On 5/24/07, Gruss Gott <[EMAIL PROTECTED]> wrote:
> I'll try to be more clear on my point: he played a possible racially
> offensive song on the public airwaves.  I'm not addressing how it was
> created, who brought it up first, etc.

Just pointing out he sponsored the audio not the video.
Why is it racist? Answer that please.

> I'm making the comparison to Imus: both talk radio hosts repeated a
> possible racially offensive piece on the public airwaves that they did
> not, themselves, create.  Both have denied that they did it because
> they're racist.  Both have a history of 'walking the line' and
> saying/playing/repeating possibly racially offensive pieces in the
> past.

The Imus event happened about a month after this parody. Obama thought
it was funny and Sharton is OK with it.
Yet you claim it's racist but don't know why.
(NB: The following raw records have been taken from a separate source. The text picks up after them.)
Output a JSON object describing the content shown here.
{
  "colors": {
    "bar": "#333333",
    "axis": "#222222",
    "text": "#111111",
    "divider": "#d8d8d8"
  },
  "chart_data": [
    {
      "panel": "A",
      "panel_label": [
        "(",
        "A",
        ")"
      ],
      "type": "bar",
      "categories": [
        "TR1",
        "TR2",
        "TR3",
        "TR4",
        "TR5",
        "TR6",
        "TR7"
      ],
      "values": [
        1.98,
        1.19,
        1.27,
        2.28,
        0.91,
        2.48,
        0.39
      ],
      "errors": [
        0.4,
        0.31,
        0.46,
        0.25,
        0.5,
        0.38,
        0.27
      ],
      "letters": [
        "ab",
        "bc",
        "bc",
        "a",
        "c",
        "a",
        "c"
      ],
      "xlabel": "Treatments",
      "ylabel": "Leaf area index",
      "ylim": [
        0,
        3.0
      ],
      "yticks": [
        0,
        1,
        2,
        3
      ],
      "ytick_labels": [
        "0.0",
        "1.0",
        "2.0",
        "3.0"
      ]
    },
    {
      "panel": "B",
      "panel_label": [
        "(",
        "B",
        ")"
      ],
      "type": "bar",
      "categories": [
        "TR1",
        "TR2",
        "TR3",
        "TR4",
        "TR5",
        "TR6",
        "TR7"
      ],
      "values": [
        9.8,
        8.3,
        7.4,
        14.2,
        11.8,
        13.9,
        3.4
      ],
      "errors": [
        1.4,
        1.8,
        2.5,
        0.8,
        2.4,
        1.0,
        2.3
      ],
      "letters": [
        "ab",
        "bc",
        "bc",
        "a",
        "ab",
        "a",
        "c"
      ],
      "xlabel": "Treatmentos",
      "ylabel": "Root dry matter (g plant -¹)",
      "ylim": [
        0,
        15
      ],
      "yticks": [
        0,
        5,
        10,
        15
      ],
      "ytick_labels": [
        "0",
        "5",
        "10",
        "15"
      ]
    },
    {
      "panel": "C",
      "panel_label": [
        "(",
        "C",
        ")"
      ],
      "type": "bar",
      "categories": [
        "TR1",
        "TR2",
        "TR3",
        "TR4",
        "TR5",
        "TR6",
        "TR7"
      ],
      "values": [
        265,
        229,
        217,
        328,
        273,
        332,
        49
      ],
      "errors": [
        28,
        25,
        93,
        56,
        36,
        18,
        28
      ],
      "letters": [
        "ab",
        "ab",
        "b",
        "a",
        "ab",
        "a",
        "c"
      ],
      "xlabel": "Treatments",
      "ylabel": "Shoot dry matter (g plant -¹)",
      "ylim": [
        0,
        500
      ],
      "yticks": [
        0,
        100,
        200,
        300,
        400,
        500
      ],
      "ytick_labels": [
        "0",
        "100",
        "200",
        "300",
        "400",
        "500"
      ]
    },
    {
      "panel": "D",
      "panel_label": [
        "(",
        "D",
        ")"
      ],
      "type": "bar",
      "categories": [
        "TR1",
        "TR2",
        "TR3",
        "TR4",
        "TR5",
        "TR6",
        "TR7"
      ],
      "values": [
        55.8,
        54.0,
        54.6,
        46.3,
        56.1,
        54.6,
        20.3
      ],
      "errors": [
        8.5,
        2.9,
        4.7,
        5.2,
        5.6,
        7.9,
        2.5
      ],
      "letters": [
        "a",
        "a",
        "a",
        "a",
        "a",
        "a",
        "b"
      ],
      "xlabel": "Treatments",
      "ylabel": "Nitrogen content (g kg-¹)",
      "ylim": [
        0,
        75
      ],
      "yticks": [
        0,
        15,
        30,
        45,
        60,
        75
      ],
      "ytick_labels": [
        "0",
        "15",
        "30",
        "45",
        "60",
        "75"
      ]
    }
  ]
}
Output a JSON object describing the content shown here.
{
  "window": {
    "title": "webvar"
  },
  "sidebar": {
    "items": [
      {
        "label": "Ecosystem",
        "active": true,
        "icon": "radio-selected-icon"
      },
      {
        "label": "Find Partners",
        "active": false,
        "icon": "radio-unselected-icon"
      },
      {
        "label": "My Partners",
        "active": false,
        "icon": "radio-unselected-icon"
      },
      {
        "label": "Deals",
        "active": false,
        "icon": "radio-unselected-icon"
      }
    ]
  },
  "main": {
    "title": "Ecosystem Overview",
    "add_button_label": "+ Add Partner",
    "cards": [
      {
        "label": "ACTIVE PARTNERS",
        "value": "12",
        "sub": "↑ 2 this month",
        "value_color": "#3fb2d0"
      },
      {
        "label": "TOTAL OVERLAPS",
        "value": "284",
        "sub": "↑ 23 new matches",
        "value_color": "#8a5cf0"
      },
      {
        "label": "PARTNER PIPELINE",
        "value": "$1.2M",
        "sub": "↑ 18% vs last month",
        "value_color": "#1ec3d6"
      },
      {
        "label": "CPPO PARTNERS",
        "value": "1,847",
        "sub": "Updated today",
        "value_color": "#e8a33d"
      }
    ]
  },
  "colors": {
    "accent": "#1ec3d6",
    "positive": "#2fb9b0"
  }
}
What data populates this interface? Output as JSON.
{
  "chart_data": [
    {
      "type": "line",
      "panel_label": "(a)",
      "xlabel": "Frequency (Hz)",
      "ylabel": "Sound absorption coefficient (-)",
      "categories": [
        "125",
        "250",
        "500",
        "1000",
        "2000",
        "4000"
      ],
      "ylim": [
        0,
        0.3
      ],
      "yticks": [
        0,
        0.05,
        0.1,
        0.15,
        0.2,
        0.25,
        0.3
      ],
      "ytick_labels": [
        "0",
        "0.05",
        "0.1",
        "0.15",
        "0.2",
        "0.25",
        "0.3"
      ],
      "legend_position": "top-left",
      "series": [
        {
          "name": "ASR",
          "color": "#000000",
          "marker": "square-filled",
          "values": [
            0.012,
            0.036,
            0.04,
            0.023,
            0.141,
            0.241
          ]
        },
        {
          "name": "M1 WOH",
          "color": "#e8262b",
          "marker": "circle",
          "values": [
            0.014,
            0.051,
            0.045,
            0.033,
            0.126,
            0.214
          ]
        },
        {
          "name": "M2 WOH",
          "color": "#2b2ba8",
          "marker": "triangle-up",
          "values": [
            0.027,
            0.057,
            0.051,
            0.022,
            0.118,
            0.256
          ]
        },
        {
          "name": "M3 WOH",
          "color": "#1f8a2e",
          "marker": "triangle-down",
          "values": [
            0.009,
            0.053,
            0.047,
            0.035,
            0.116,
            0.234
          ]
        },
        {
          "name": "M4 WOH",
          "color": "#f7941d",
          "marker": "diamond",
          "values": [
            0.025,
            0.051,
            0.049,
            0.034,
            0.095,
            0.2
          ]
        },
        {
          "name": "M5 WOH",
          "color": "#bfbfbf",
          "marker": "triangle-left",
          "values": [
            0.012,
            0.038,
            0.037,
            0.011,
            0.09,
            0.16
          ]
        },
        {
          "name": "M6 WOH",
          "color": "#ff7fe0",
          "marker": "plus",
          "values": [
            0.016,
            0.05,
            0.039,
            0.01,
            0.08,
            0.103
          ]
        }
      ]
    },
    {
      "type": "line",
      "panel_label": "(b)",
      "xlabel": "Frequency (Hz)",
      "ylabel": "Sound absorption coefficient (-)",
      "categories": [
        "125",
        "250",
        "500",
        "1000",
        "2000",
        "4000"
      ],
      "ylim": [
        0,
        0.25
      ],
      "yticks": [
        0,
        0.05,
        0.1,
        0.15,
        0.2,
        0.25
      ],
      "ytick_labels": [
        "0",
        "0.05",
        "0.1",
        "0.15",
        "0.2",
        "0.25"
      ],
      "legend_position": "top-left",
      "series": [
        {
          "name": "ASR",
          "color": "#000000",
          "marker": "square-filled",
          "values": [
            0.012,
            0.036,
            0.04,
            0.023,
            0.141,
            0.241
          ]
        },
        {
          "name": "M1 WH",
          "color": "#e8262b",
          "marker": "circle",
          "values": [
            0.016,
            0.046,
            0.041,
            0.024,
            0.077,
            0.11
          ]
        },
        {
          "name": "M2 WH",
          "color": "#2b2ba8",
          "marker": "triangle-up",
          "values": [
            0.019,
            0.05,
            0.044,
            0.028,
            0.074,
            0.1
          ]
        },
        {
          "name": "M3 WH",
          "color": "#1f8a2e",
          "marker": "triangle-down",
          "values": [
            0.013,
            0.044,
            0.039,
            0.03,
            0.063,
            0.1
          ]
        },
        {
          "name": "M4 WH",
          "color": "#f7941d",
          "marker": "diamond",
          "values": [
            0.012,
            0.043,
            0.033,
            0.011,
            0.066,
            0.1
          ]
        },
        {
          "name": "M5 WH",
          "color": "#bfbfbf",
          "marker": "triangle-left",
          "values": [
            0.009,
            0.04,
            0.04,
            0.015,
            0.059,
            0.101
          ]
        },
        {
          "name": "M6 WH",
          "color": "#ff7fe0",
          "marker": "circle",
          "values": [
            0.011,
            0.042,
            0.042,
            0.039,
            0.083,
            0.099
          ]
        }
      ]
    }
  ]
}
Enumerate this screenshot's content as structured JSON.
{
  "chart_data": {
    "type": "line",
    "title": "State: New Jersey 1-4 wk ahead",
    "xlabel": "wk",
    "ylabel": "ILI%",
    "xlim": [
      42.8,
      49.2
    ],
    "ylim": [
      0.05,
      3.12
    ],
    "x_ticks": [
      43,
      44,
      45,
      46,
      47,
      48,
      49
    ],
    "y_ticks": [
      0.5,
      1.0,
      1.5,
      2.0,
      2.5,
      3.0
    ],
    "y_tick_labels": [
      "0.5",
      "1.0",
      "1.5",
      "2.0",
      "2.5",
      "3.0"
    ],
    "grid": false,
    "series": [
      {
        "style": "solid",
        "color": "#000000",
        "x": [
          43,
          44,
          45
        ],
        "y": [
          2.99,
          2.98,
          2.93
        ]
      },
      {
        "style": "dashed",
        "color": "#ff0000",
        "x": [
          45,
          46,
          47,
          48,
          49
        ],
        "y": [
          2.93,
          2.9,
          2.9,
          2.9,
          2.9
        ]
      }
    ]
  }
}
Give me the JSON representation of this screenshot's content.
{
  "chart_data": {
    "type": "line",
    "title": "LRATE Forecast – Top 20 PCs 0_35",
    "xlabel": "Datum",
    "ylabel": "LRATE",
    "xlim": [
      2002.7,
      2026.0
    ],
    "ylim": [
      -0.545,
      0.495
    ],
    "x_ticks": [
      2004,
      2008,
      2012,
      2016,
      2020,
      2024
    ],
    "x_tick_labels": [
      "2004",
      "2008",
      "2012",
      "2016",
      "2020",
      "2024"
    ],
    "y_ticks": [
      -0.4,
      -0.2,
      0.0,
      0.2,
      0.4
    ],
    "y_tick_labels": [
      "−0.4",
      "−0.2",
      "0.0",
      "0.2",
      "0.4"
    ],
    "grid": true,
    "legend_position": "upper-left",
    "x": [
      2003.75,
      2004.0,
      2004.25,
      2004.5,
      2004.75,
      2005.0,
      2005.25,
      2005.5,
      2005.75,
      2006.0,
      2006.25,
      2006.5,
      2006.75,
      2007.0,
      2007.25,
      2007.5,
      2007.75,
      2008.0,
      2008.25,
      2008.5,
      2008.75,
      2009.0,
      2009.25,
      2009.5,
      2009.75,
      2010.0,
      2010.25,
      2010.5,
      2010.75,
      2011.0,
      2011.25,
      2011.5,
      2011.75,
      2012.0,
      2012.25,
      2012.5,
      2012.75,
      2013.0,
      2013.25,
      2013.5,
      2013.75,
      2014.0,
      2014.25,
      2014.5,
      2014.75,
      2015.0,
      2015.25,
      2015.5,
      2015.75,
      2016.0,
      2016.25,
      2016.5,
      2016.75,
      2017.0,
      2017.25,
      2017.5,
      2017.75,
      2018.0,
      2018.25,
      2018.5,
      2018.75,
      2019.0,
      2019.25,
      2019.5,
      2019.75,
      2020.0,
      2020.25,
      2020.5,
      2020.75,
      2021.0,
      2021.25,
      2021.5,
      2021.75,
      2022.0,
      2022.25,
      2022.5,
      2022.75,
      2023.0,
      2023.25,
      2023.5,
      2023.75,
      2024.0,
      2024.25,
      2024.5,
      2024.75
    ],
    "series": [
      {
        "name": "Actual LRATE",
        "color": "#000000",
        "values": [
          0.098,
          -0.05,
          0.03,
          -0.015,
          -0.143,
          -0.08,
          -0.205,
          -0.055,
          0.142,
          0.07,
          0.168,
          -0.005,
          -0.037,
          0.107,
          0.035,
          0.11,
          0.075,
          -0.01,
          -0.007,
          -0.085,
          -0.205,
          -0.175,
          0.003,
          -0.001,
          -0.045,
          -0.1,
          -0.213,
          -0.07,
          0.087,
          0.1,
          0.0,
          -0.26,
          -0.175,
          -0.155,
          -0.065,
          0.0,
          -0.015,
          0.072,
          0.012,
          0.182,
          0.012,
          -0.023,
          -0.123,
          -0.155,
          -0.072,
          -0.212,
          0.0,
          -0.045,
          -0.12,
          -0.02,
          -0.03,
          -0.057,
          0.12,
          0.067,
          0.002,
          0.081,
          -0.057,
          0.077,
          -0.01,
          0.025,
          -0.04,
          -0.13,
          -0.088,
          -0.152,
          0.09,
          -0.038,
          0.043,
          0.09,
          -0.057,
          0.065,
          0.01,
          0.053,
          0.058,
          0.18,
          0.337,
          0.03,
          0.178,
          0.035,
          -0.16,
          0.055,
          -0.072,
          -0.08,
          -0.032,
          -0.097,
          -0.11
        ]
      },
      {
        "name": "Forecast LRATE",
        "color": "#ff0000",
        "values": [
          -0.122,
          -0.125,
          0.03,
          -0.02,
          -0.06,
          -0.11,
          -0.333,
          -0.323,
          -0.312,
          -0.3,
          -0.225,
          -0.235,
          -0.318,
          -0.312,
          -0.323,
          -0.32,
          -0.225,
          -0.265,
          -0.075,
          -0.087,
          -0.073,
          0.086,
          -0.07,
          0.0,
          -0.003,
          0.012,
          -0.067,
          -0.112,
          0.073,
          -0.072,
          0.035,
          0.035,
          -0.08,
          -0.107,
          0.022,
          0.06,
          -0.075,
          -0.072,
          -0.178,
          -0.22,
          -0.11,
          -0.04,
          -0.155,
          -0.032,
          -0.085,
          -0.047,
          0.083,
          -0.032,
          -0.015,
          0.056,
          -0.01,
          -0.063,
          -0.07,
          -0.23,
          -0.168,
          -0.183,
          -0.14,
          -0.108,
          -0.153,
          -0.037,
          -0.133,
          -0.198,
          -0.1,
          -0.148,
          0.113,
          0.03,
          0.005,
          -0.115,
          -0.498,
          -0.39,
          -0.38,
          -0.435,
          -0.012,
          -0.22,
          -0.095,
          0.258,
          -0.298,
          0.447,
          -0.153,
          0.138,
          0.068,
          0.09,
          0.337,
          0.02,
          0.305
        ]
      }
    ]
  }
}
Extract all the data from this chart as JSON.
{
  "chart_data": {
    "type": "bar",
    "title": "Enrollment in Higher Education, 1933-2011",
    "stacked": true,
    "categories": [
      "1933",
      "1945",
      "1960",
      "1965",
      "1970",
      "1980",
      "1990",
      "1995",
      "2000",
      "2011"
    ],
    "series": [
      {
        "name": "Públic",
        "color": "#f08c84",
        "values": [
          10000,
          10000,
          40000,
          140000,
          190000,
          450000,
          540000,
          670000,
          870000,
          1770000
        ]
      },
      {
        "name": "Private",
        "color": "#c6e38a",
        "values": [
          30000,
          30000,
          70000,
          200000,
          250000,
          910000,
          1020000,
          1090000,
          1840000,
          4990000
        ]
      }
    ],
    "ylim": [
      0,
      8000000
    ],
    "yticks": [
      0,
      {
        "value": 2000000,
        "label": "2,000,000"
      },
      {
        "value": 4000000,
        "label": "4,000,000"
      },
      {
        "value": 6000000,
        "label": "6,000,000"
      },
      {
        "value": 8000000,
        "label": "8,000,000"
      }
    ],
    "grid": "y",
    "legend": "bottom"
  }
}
Imus used a term on his own that was questionable. Rush did a parody
of an op-ed nobody cared about. Rush didn't use any of his own words,
he used the article. To be mad at him you have to be mad at the
original author. Why don't you get that?


> One was abandoned by his broadcaster and his advertisers, the other was not.
>
> So my question is, what, as a society, should we be saying: the Imus'
> treatment was correct or that Rush's treatment was correct?

We as a society should be smart enough to see the difference.